Wednesday 6 April 2011

Editing Stop Motion

I had all my shooting complete. I then started to put them together. I started by putting all the photos in final cut pro. I did one layer with the person stop motion and put them in order, i then changed the duration to around 0.2 seconds on each photo. I added a new layer and did the same with the backgrounds. I played around with the duration, I also repeated some of the shots in places to balance out timings with the backgrounds.

I then added sound, I chose Tall Ships tracks for 2 of the stop motions, their very fast and upbeat and match the stop motions really well. I used Penguin Cafe Orchestra for one also.

I then had to play around with the sizes and sort out the endings of the films, they ended really abruptly in sound and visuals. I exported the movs and imported them into After Effects to place into the correct size. I had some problems with Jays stop motion, the flowers were so built up they had gone of the side of the camera so I added 2 white blocks either side. At first I made a fuzzy edge in Photoshop but I don't think it suited the feel and preferred just a plain white, I added a white block behind the other 2 too.



I played around with the colour in After Effects too, they now look a lot brighter and 'fun'



I then faded the films (and audio) out to white and will place Marie's butterfly Meadowlands ending on the ends...

Shooting Stop Motion...... Part two.

So, I had finished all of the first part of shooting. Then came the hard part! The stop motion on walls!

I made lots of little props that I would be moving around on a wall. I made them out of felt, paper, card, tin foil, you name it! I made things like clouds, lightening, sunshine, MEADOWLANDS words, flowers and even rain.

I moved my whole living room around so I had enough space to shoot. I then slowly started acting out a scene on the wall with my props. Using blue tack, moving a cloud along a little, taking a pictures, and repeated until I had finished the whole story! The rain took the longest and was really tedious, moving each rain drop one at a time is not fun!









I did 2 different stop motions, one for the stop motion with 3 people in and one for the stop motions with one person in.

Monday 4 April 2011

Shooting stop motion.... Part one.

I have decided to shoot my stop motions in two parts, part one will be shooting the actual people and then I will shoot the stop motion backgrounds separately. This will make shooting the people a lot easier! It won't take such a long time which means the shoot will run smoother.
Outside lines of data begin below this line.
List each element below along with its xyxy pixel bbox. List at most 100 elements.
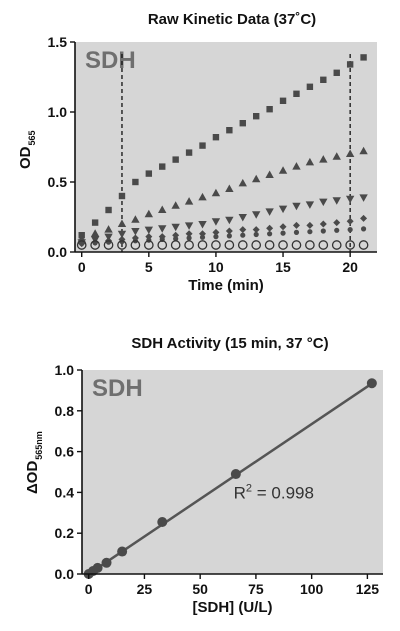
c1-series0-point [118, 192, 126, 200]
c1-series2-point [238, 214, 247, 222]
c1-series1-point [332, 152, 341, 160]
c1-series3-point [266, 224, 274, 232]
c1-series0-point [159, 163, 166, 170]
chart2-r2-annotation: R2 = 0.998 [234, 483, 314, 503]
c1-x-tick-label: 5 [145, 259, 153, 275]
c1-series1-point [305, 157, 315, 166]
c1-x-tick-label: 0 [78, 259, 86, 275]
c1-series1-point [117, 219, 127, 227]
c1-series1-point [225, 184, 234, 192]
c1-x-tick-label: 15 [275, 259, 291, 275]
c1-series0-point [333, 69, 340, 76]
c1-series1-point [171, 201, 180, 209]
c1-series4-point [307, 229, 313, 235]
c2-x-tick-label: 100 [300, 581, 324, 597]
chart2-watermark: SDH [92, 375, 143, 402]
chart1-y-axis-label-main: OD [17, 146, 34, 169]
c2-data-point [157, 516, 168, 527]
c1-series3-point [346, 217, 354, 225]
chart2-y-axis-label: ΔOD 565nm [24, 431, 44, 494]
c1-series2-point [198, 221, 207, 229]
c1-series5-point [305, 240, 315, 250]
c1-y-tick-label: 0.5 [48, 174, 68, 190]
chart2-r2-exponent: 2 [246, 483, 252, 495]
c1-series3-point [185, 230, 193, 238]
c1-series4-point [226, 233, 232, 239]
c1-series2-point [292, 202, 301, 211]
c1-series0-point [239, 120, 246, 127]
c1-series0-point [145, 170, 153, 177]
c1-series4-point [213, 234, 219, 240]
c1-series0-point [360, 54, 367, 61]
chart2-x-axis-label: [SDH] (U/L) [193, 599, 273, 616]
c1-series1-point [158, 205, 167, 213]
c1-series4-point [334, 227, 340, 233]
chart2-y-axis-label-sub: 565nm [34, 431, 44, 460]
c2-x-tick-label: 125 [356, 581, 380, 597]
chart2-title: SDH Activity (15 min, 37 °C) [131, 335, 328, 352]
c1-series5-point [264, 240, 275, 250]
c1-series3-point [252, 226, 260, 234]
c1-series5-point [331, 240, 342, 250]
c1-series2-point [359, 194, 368, 202]
c1-series2-point [131, 228, 140, 236]
chart1-watermark: SDH [85, 47, 136, 74]
chart2-r2-value: = 0.998 [252, 484, 314, 503]
c1-series2-point [252, 211, 261, 219]
c1-series3-point [279, 223, 287, 231]
c1-series4-point [119, 238, 125, 245]
c1-series4-point [173, 236, 179, 242]
c1-series5-point [224, 240, 235, 250]
chart2-axes: 0 25 50 75 100 125 0.0 0.2 0.4 0.6 0.8 1.0 [55, 362, 383, 597]
c2-fit-line [87, 382, 373, 576]
chart1-y-axis-label-sub: 565 [27, 130, 37, 145]
sdh-activity-chart: SDH Activity (15 min, 37 °C) SDH 0 25 50 75… [24, 335, 383, 616]
c1-series0-point [105, 206, 112, 214]
c1-series1-point [184, 197, 194, 205]
c1-x-tick-label: 20 [342, 259, 358, 275]
c1-series5-point [130, 240, 141, 250]
chart2-r2-prefix: R [234, 484, 246, 503]
c2-data-point [92, 562, 103, 573]
c1-series1-point [252, 174, 261, 183]
c1-series5-point [345, 240, 356, 250]
c2-data-point [101, 557, 112, 568]
c1-series4-point [79, 241, 85, 247]
c1-series5-point [197, 240, 208, 250]
c1-series4-point [92, 240, 98, 246]
c1-series2-point [117, 230, 127, 239]
c2-y-tick-label: 0.2 [55, 525, 75, 541]
c1-series0-point [172, 156, 179, 163]
c1-series4-point [240, 232, 246, 238]
c1-series5-point [358, 240, 369, 250]
c1-series5-point [117, 240, 127, 250]
c2-x-tick-label: 0 [85, 581, 93, 597]
c1-series0-point [226, 127, 233, 134]
c1-series2-point [184, 222, 194, 230]
c1-series2-point [345, 195, 355, 204]
c1-series3-point [212, 228, 220, 236]
c1-series1-point [278, 166, 288, 174]
c1-series2-point [319, 198, 328, 207]
c1-series0-point [279, 97, 287, 104]
c1-series2-point [265, 208, 274, 216]
c1-series5-point [90, 240, 100, 250]
c1-series4-point [199, 234, 206, 240]
c1-series1-point [90, 229, 100, 237]
c1-series0-point [346, 61, 354, 68]
c1-series3-point [239, 226, 247, 234]
c1-series0-point [185, 149, 193, 156]
c1-y-tick-label: 1.5 [48, 34, 68, 50]
c2-x-tick-label: 75 [248, 581, 264, 597]
c1-series1-point [211, 188, 221, 197]
c1-series0-point [132, 178, 139, 186]
c1-series5-point [278, 240, 288, 250]
c1-y-tick-label: 0.0 [48, 244, 68, 260]
c1-series3-point [225, 227, 233, 235]
c1-series2-point [225, 216, 234, 225]
c1-series3-point [306, 221, 314, 229]
c2-y-tick-label: 1.0 [55, 362, 75, 378]
c1-series4-point [293, 229, 300, 235]
c1-series1-point [198, 192, 207, 201]
c1-series0-point [91, 219, 99, 226]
To do this I will need to shoot the people with plain backgrounds which will be deleted, to make this work I need to make a make-shift green-screen.

I bought some very bright orange fabric which can be hung behind the people, I was originally going to shoot on plain white backgrounds but decided I would get white highlights on faces etc which would cause a problem...

The first shoot I did was with 3 guys sitting on a sofa...

I lit the backdrop with lamps...

I then got the guys to keep swapping hats whilst I was taking photographs...
I then introduced sunglasses and kept swapping them...
and then gradually flowers until they built up all over them...
The whole idea of the film is to start gloomy and rainy with glum faces, then as the birds and flowers start to appear its all about how fun Meadowlands is!

The shoot took quite a long time, it actually took longer setting it all up than actually taking the photos, I made sure everything was ready to for when I started so the boys didn't move around a lot.

I had the same appraoch with my other 2 shoots.... I did one with Lolly and another with Jay.

I wanted to have a variety of people shown in the films. I am so glad I have finished the filming of the people for stop motions! I am sick of carrying round a shopping trolley full of fake flowers, birds, hats and sunglasses!

I then had to start on deleting all the orange backgrounds in the photographs. I did this using colour range in photoshop and using actions....

I did each set separately until I had transparent backgrounds.

I started with the normal photo...
Started to record an action. I then opened colour range and selected a part of the orange...
I had to turn the 'fuzziness' right down so it wouldn't pick up anything I didn't want it to, like oranges in the flowers or birds.Then hit delete! I did this a few times and then stopped recording.


I then ran a batch on the folder full of the images with orange backgrounds so I didn't have to repeat the process hundreds of times!
I had to run several actions as it still didn't pick up of all of the orange...

I then had to go through the pictures individually and erase smaller blemishes, for example in the photo below, the tape that was holding the fabric up was in shot!

This was probably the most time consuming bit of work I have ever done! Especially for 3 separate films! It took such a long time, even though colour range tool is good, I had to run so many actions to make it work with so many bright coloured flowers in shot too. EVENTUALLY i ended up with all shots of all sets with transparent backgrounds!

After a VERY long time on Photoshop and hundreds of folders of thousands of pictures, they are done!